Loïc Lemeur vient de poster un intéressant billet à propos de Twitter. Dans la grande tradition des listes de la blogosphère il donne les 10 raisons pour lesquelles il suit 10.000 personnes sur twitter.  Loïc Lemeur, comme Robert Scobble ou Jason Calacanis est un “Über user” de l’Internet. A ce titre il est soumis exigences de travail importantes ce qui permet plus facilement de mettre en évidence de mécanismes qui existent chez tout le monde. Alors que l’on s’attendrait a ce qu’il soit submergé par ses 10.000 followers, il rend compte des aspects positifs du syndrome de Nessus

Le point 3 me semble particulièrement important

3- I love watching the updates of 10 000 people that have related to me in anyway, when I have “free” time, it’s just watching, being curious about them and I love to discover new people this way.Loïc Lemeur

Effectivement, regarder le torrent des twitts est quelque chose de fascinant. Chacun peut s’en rendre compte avec Twitter Elections ou avec Twittervision. Ce n’est pas Twitter qui est en cause : nous avons la même fascination avec les outils du Digg Labs. Le plaisir éprouvé ici est celui de voir des choses se transformer en ayant la possibilité d’intervenir ou pas. Il est le même que celui que l’on éprouve en contemplant le vent dans un champ de blé ou le ressac des vagues. Le plaisir vient de ce que nous regardons nous permet de nous figurer des événements internes, plus ou moins conscients, plus ou moins psychiques : torrents de sang qui se précipitent dans la pompe cardiaque, transit intestinal, rapides activations et désactivations des chaînes neuronales, modifications des investissements conscients et inconscients en sont quelques exemples.

Il est une autre source de plaisir, qui tient à la position imaginaire du passionné. Le modèle est ici celui de la relation amoureuse :

4- I would like to learn more about them, in these 10 000 people I bet there are many I would love to have dinner with because we have many interests in common and I probably don’t know about them Loïc Lemeur (c’est moi qui souligne)

Pour pouvoir déjeuner avec tant de personnes il faut sans doute un apétit… d’ogre.

Cette passion pour chaque follower, le désir d’en savoir plus sur chacun d’eux, individuellement, et d’avoir avec chacun d’entre eux une relation privilégiée ramène a une autre position imaginaire. Nous avons en effet tous vécu une telle passion. C’est celle qu’éprouve une mère pour son enfant, et réciproquement, la passion de chaque enfant pour sa mère pour sa mère, explorant son visage a la recherche des émotions internes qui l’animent.
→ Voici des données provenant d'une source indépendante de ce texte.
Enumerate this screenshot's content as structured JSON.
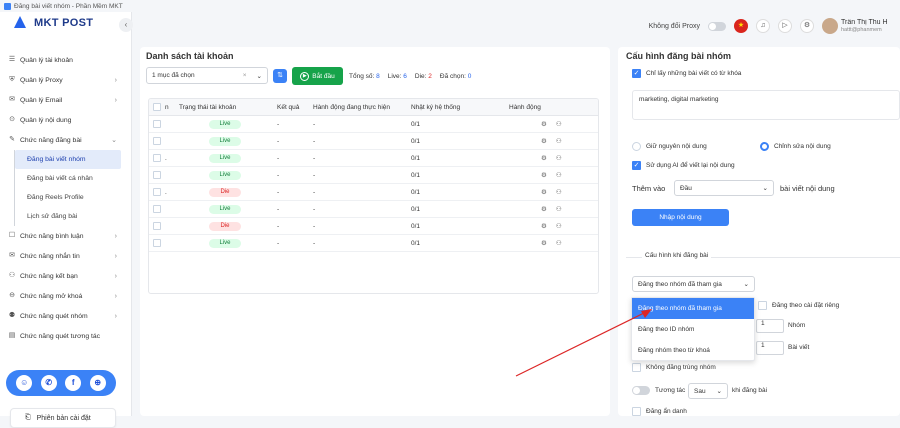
{
  "window": {
    "title": "Đăng bài viết nhóm - Phần Mềm MKT"
  },
  "sidebar": {
    "logo": "MKT POST",
    "collapse_glyph": "‹",
    "items": [
      {
        "label": "Quản lý tài khoản",
        "icon": "list-icon",
        "glyph": "☰",
        "chevron": ""
      },
      {
        "label": "Quản lý Proxy",
        "icon": "shield-icon",
        "glyph": "⛨",
        "chevron": "›"
      },
      {
        "label": "Quản lý Email",
        "icon": "mail-icon",
        "glyph": "✉",
        "chevron": "›"
      },
      {
        "label": "Quản lý nội dung",
        "icon": "content-icon",
        "glyph": "⊙",
        "chevron": ""
      },
      {
        "label": "Chức năng đăng bài",
        "icon": "post-icon",
        "glyph": "✎",
        "chevron": "⌄"
      }
    ],
    "sub_items": [
      {
        "label": "Đăng bài viết nhóm",
        "active": true
      },
      {
        "label": "Đăng bài viết cá nhân",
        "active": false
      },
      {
        "label": "Đăng Reels Profile",
        "active": false
      },
      {
        "label": "Lịch sử đăng bài",
        "active": false
      }
    ],
    "items_after": [
      {
        "label": "Chức năng bình luận",
        "icon": "comment-icon",
        "glyph": "☐",
        "chevron": "›"
      },
      {
        "label": "Chức năng nhắn tin",
        "icon": "message-icon",
        "glyph": "✉",
        "chevron": "›"
      },
      {
        "label": "Chức năng kết bạn",
        "icon": "add-friend-icon",
        "glyph": "⚇",
        "chevron": "›"
      },
      {
        "label": "Chức năng mở khoá",
        "icon": "unlock-icon",
        "glyph": "⊖",
        "chevron": "›"
      },
      {
        "label": "Chức năng quét nhóm",
        "icon": "group-icon",
        "glyph": "⚉",
        "chevron": "›"
      },
      {
        "label": "Chức năng quét tương tác",
        "icon": "interaction-icon",
        "glyph": "▤",
        "chevron": ""
      }
    ],
    "social": [
      {
        "name": "support-icon",
        "glyph": "☺"
      },
      {
        "name": "messenger-icon",
        "glyph": "✆"
      },
      {
        "name": "facebook-icon",
        "glyph": "f"
      },
      {
        "name": "globe-icon",
        "glyph": "⊕"
      }
    ],
    "version_label": "Phiên bản cài đặt",
    "version_glyph": "⎗"
  },
  "topbar": {
    "proxy_label": "Không đổi Proxy",
    "flag_glyph": "★",
    "bell_glyph": "♫",
    "play_glyph": "▷",
    "gear_glyph": "⚙",
    "user_name": "Trần Thị Thu H",
    "user_email": "hattt@phanmem"
  },
  "accounts": {
    "title": "Danh sách tài khoản",
    "select_value": "1 mục đã chọn",
    "clear_glyph": "×",
    "dropdown_glyph": "⌄",
    "filter_glyph": "⇅",
    "start_label": "Bắt đầu",
    "start_glyph": "▶",
    "stats": {
      "total_label": "Tổng số:",
      "total": "8",
      "live_label": "Live:",
      "live": "6",
      "die_label": "Die:",
      "die": "2",
      "selected_label": "Đã chọn:",
      "selected": "0"
    },
    "columns": [
      "n",
      "Trạng thái tài khoản",
      "Kết quả",
      "Hành động đang thực hiện",
      "Nhật ký hệ thống",
      "Hành động"
    ],
    "rows": [
      {
        "n": "",
        "status": "Live",
        "result": "-",
        "action": "-",
        "log": "0/1"
      },
      {
        "n": "",
        "status": "Live",
        "result": "-",
        "action": "-",
        "log": "0/1"
      },
      {
        "n": ".",
        "status": "Live",
        "result": "-",
        "action": "-",
        "log": "0/1"
      },
      {
        "n": "",
        "status": "Live",
        "result": "-",
        "action": "-",
        "log": "0/1"
      },
      {
        "n": ".",
        "status": "Die",
        "result": "-",
        "action": "-",
        "log": "0/1"
      },
      {
        "n": "",
        "status": "Live",
        "result": "-",
        "action": "-",
        "log": "0/1"
      },
      {
        "n": "",
        "status": "Die",
        "result": "-",
        "action": "-",
        "log": "0/1"
      },
      {
        "n": "",
        "status": "Live",
        "result": "-",
        "action": "-",
        "log": "0/1"
      }
    ],
    "row_action_glyphs": [
      "⚙",
      "⚇"
    ]
  },
  "config": {
    "title": "Cấu hình đăng bài nhóm",
    "keyword_only_label": "Chỉ lấy những bài viết có từ khóa",
    "keywords": "marketing, digital marketing",
    "keep_content_label": "Giữ nguyên nội dung",
    "edit_content_label": "Chỉnh sửa nội dung",
    "ai_rewrite_label": "Sử dụng AI để viết lại nội dung",
    "add_to_label": "Thêm vào",
    "add_to_value": "Đầu",
    "add_to_suffix": "bài viết nội dung",
    "enter_content_button": "Nhập nội dung",
    "posting_section_label": "Cấu hình khi đăng bài",
    "post_mode_value": "Đăng theo nhóm đã tham gia",
    "post_mode_options": [
      "Đăng theo nhóm đã tham gia",
      "Đăng theo ID nhóm",
      "Đăng nhóm theo từ khoá"
    ],
    "schedule_label": "Đăng theo cài đặt riêng",
    "group_unit": "Nhóm",
    "post_unit": "Bài viết",
    "group_count": "1",
    "post_count": "1",
    "no_duplicate_label": "Không đăng trùng nhóm",
    "interact_label": "Tương tác",
    "interact_value": "Sau",
    "interact_suffix": "khi đăng bài",
    "anonymous_label": "Đăng ẩn danh",
    "check_glyph": "✓"
  },
  "colors": {
    "accent": "#3b82f6",
    "live": "#15803d",
    "die": "#dc2626",
    "start": "#16a34a",
    "annotation_arrow": "#dc2626"
  }
}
Pour chaque enfant, une mère est d’abord perçue comme ayant un regard pouvant porter profondément en lui. Ce qu’il pense, croit-il, est directement perceptible par sa mère *. Aussi, son statut de bonne mère n’est jamais a jamais acquis : une telle puissance pourrait bien retourner ses pouvoirs, explorer sa psyché, détruire son contenu ou piller ce qu’elle a de plus précieux. Pourquoi n’aurait elle pas de tels désirs puisqu’il peut les reconnaître chez lui ? Les mondes numériques, parce qu’ils nous donnent le sentiment d’entrer directement les uns avec les autres, nous expose a ce fantasme, d’ou les précautions :

“it is not spam… It is not intrusive. Loïc Lemeur

 

Ainsi, nous sommes tous comme Loïc Lemeur. Tantôt nous sommes comme des enfants qui regardent le tohu-bohu des mondes numériques. Cela peut être les variations des vitesses de chargement sur un logiciel P2P, le chargement des mails ou l’arrivée des twittts. Plongés dans le spectacle des changements infinis** que nous offrent les mondes numériques, et nous y trouvons des visualisations pour adosser les changements que nous sentons en nous; tantôt nous sommes comme des mères, plongeant notre regard dans notre petit monde d’enfants, avec plus ou moins de bienveillance.

 

 

 

* La découverte qu’il peut mentir et que le parent n’est sache rien est toujours un événement marquant une évolution favorable dans le développement de l’enfant.

** La transformabilité infinie est une des caractéristiques de ce que René Roussillon appelle le médium malléable.